Increasing numbers of people are living in and using coastal areas. Combined with the presence of pervasive coastal threats, such as flooding and erosion, this is having widespread impacts on coastal populations, infrastructure and ecosystems. For the right adaptive strategies to be adopted, and planning decisions to be made, rigorous evaluation of the available options is required. This evaluation hinges on the availability and use of suitable datasets. For knowledge to be derived from coastal datasets, such data needs to be combined and analysed in an effective manner. This paper reviews a wide range of literature relating to data-driven approaches to coastal risk evaluation, revealing how limitations have been imposed on many of these methods, due to restrictions in computing power and access to data.
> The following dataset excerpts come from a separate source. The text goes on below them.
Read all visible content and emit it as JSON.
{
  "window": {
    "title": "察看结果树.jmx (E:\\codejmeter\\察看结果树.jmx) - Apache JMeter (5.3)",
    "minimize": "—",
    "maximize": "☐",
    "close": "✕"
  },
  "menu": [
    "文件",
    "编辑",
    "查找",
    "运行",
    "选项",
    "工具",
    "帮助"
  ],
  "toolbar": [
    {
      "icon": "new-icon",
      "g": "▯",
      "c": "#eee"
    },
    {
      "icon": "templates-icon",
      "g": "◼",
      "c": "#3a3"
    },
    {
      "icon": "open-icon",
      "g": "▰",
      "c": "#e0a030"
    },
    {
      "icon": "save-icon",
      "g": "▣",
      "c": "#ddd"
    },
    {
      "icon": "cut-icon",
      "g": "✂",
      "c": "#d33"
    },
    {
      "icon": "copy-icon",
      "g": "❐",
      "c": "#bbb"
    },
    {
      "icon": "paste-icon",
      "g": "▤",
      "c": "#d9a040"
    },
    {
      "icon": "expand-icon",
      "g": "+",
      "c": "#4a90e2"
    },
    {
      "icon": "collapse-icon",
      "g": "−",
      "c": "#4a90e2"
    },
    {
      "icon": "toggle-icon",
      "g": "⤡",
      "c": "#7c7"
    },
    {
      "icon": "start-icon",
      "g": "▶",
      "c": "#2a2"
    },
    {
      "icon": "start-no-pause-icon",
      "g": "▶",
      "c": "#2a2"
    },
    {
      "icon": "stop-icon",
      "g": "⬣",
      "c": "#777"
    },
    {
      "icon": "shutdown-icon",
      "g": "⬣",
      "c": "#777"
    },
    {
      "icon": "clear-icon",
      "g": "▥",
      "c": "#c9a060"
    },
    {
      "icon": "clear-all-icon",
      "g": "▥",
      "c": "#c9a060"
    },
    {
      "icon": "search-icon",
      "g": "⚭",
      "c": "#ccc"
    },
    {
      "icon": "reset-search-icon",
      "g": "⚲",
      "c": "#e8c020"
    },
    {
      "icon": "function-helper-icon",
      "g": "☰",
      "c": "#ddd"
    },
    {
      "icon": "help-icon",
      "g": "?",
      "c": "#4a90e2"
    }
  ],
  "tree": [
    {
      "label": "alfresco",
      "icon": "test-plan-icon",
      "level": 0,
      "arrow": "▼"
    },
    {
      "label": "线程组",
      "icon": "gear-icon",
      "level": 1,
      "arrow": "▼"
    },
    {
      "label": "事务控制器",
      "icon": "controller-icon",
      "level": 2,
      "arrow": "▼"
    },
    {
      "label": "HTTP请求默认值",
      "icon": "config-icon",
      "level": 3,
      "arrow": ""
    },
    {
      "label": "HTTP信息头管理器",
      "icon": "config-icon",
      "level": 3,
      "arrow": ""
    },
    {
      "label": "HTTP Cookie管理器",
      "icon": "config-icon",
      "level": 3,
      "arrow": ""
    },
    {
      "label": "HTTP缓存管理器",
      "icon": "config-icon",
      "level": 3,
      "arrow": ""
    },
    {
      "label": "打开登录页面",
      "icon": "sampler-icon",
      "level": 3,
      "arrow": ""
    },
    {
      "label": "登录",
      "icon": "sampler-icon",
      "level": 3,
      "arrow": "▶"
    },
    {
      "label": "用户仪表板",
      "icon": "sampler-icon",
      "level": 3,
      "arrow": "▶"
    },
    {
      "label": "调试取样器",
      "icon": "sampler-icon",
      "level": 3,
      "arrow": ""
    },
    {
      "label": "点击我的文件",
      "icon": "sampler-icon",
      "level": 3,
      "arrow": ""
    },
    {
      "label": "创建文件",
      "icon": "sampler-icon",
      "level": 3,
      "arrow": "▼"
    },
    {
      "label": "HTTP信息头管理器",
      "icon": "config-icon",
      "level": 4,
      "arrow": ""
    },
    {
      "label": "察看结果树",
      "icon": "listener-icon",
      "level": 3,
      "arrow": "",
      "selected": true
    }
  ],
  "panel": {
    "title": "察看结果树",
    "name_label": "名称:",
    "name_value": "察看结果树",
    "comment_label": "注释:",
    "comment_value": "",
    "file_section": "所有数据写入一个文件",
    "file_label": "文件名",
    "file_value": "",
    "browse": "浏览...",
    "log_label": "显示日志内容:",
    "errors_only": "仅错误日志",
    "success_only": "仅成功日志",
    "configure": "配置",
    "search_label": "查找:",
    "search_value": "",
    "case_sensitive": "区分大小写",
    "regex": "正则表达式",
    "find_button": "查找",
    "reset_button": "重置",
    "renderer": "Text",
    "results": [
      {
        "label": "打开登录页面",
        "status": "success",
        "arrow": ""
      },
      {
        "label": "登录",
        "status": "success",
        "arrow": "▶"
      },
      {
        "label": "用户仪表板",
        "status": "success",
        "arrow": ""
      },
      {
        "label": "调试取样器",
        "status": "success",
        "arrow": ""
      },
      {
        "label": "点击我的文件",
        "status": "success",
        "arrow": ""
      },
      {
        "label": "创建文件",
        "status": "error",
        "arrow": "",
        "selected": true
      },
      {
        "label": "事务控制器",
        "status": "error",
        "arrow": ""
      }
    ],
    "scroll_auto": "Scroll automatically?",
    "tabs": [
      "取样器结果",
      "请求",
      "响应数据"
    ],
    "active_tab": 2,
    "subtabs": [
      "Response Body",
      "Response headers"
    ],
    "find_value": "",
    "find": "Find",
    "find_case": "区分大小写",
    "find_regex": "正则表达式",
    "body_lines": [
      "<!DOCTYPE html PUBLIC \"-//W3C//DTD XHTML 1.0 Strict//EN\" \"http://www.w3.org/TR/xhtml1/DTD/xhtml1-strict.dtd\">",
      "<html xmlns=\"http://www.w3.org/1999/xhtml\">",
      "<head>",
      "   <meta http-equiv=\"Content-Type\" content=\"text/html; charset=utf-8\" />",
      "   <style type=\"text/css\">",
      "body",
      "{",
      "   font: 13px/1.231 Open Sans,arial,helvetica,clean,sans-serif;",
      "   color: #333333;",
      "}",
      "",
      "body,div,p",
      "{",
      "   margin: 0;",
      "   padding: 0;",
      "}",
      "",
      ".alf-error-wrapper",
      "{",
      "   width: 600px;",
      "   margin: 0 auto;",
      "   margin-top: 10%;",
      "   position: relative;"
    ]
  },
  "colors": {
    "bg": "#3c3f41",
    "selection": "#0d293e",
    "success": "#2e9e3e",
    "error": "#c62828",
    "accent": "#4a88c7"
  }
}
The rapidly emerging field of ‘Big Data’ can help overcome many of these hurdles. ‘Big Data’ involves powerful computer infrastructures, enabling storage, processing and real-time analysis of large volumes and varieties of data, in a fast and reliable manner. Through consideration of examples of how ‘Big Data’ technologies are being applied to fields related to coastal risk, it becomes apparent that geospatial Big Data solutions hold clear potential to improve the process of risk based decision making on the coast. ‘Big Data’ does not provide a stand-alone solution to the issues and gaps outlined in this paper, yet these technological methods hold the potential to optimise data-driven approaches, enabling robust risk profiles to be generated for coastal regions.